Another simple, straightforward example is Crypto Dads, a five-step roadmap which also includes airdrops and merch, a $30,000 charitable contribution related to men’s health, and a $30,000 community fund to go towards building a new project.

Engage the community you want

This is your first, best chance to attract desired community members, so don’t blow it. Plenty of successful roadmaps hew to well-worn paths: extra airdrops, merch, charitable contributions. That’s fine, but this is also an opportunity to reinforce the kind of project and community you’re building, and create unique offerings tailored to it.

Take The Sevens treasure hunt, a great example of gamification. A week-long, collaborative puzzle-solving event with prizes for winners, it’s aimed squarely at the project’s target audiences and packed with “references to anime, shows, games, and pop culture,” according to the roadmap.

There’s also Doodles, a project that has earned attention for its engagement-heavy strategy. Rather than reveal a roadmap at launch, the founders invited collectors to its Discord before the mint event, building up a base of people invested in the project’s direction from the get-go. After launch, it created a forum where its community posted roadmap ideas to be collectively decided upon.

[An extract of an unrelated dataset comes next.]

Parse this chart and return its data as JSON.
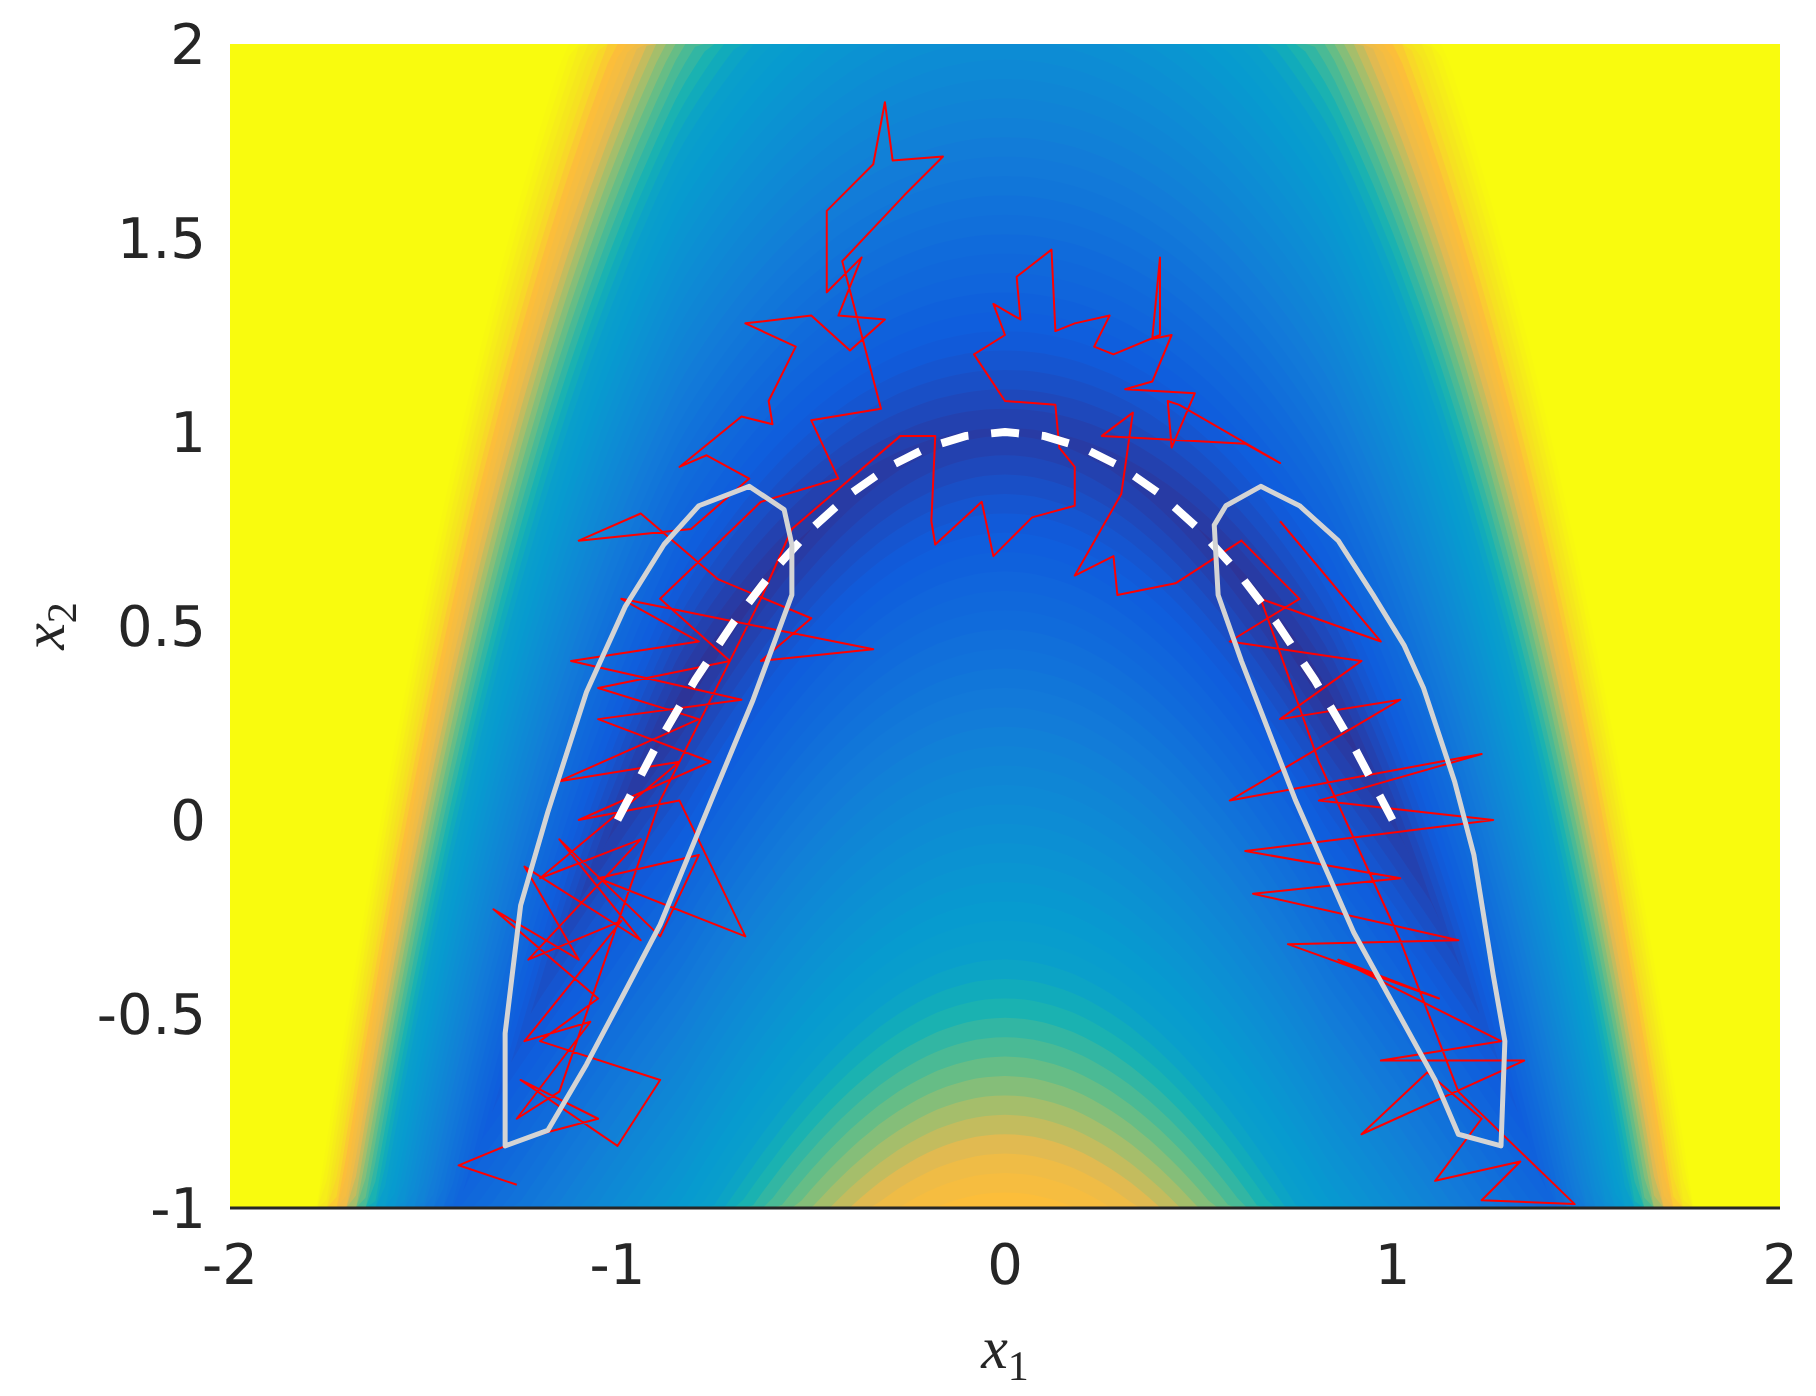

Surprise, delight, entertain

Roadmaps are first and foremost about explaining clearly what your community will get for its investment. That doesn’t mean those benefits can’t be fun and inventive as well. The Seven’s treasure hunt made that clear.

Another now-classic example is the Bored Ape Yacht Club: Its first roadmap promised a mutant-ape creator at 100 percent sold and that’s what it delivered, dropping “mutant serums” to users to create new NFTs “mutated” from their original ones.

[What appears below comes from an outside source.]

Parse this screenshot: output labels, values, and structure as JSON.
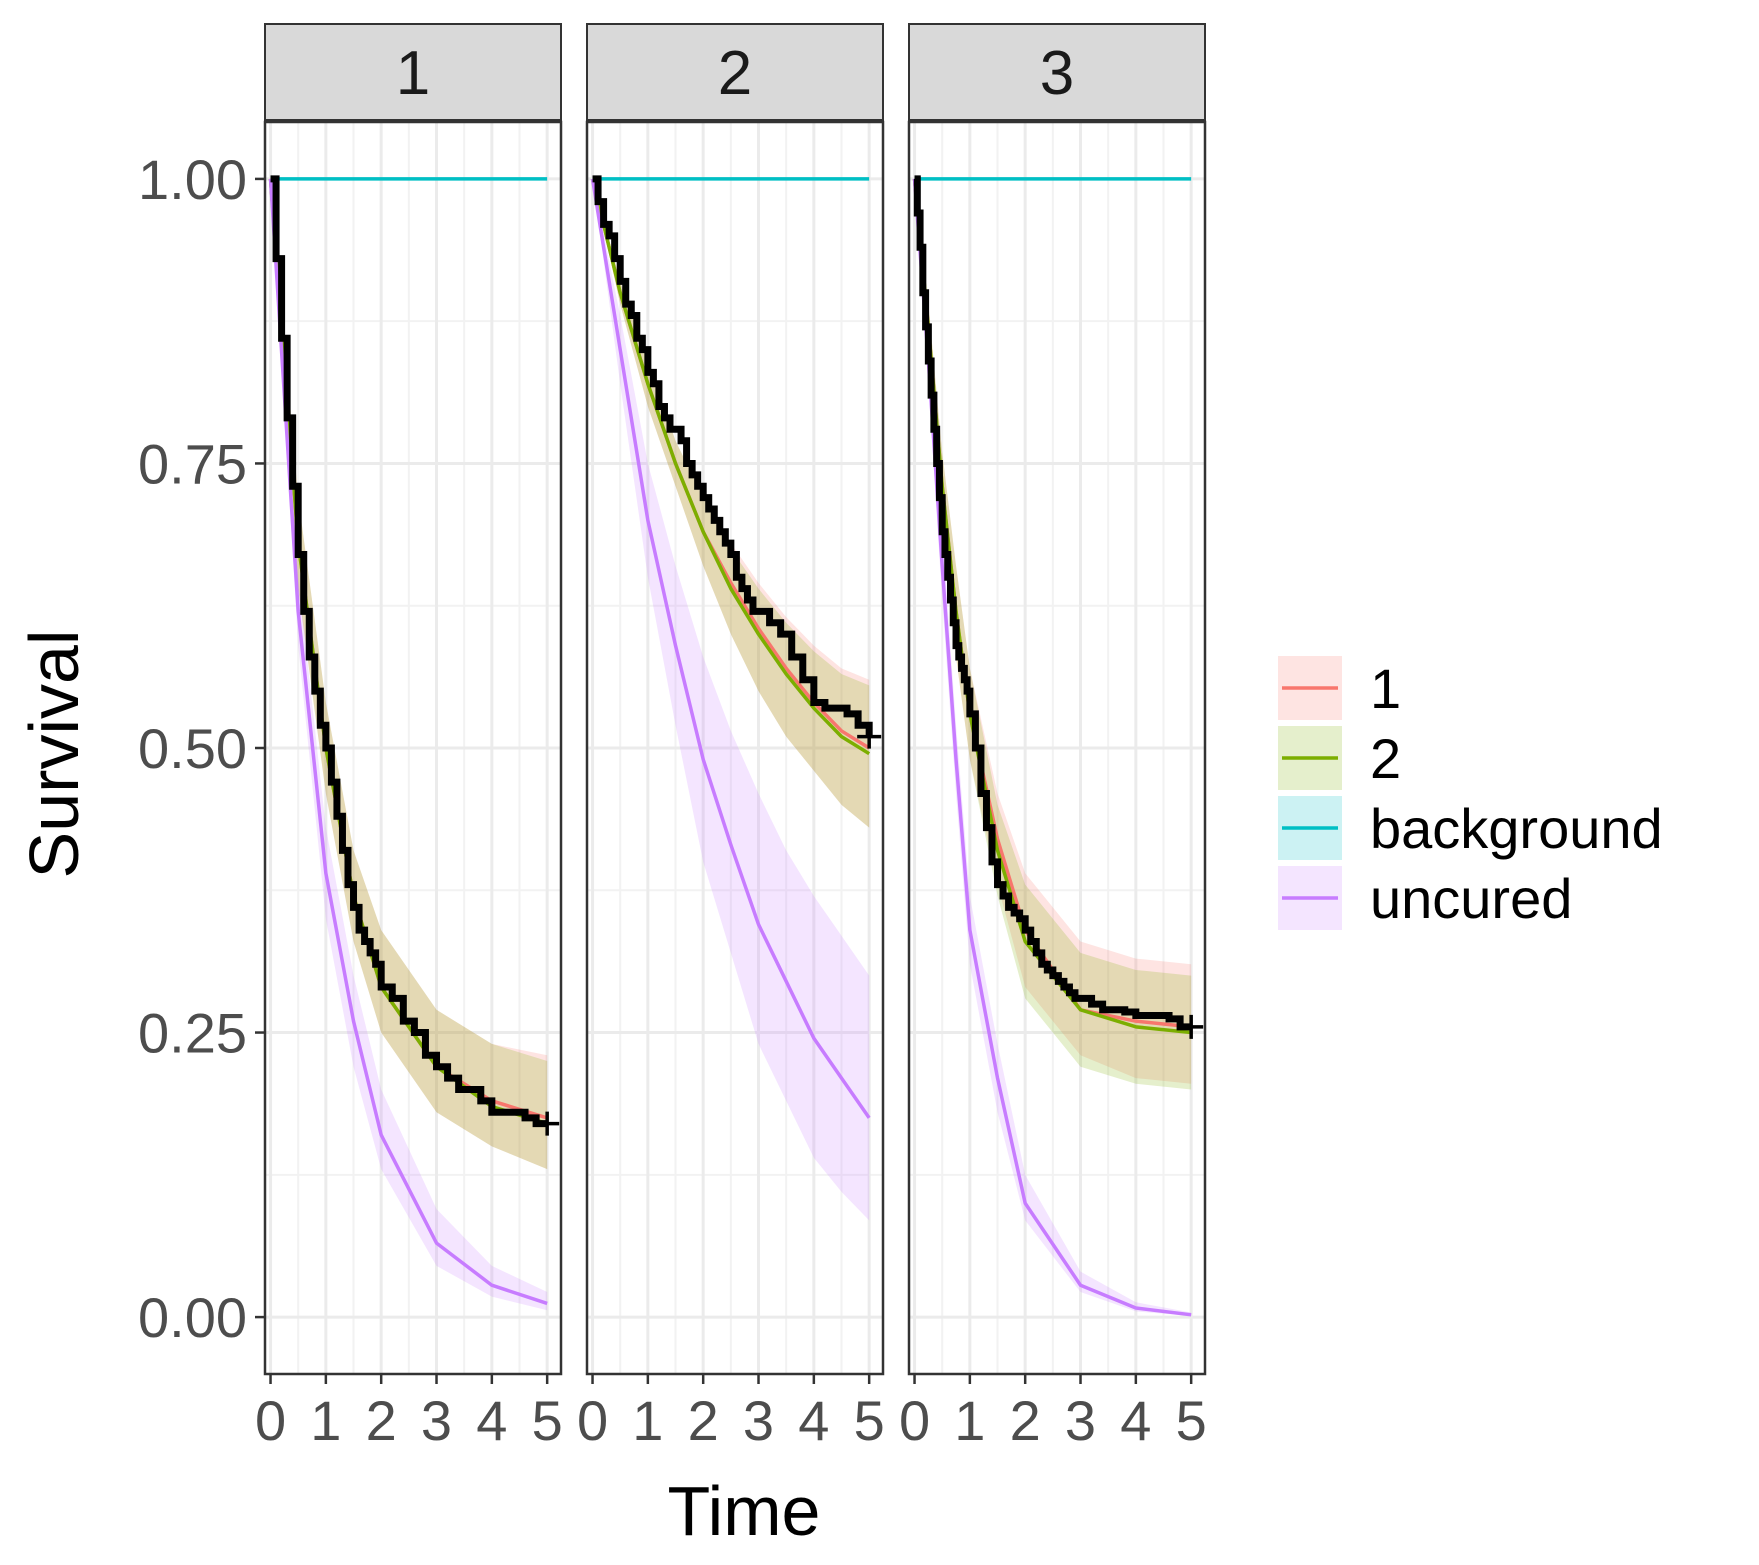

A more recent roadmap comes from Cool Cats, a project launched in July 2021 that promised everything from creature eggs and winter festivities to artist spotlights and secret projects.

Keep it fresh

So your roadmap is well on the way to completion. How can you continue to engage your community?

If you’re hoping to stir up excitement about the medium- or long-term future of your project, it might be time for Roadmap 2.0. That could simply involve making sure you don’t let things go stale by unveiling new ideas, utilities, and ways to engage after the official roadmap has expired. Or you may want to tackle ambitious ideas that were just a bit too much for Roadmap 1.0.

Some efforts might sink and some might soar, but if you’ve delivered on that first roadmap, you’ve got leeway to get more creative and have even more fun — as long as your community remains your top priority.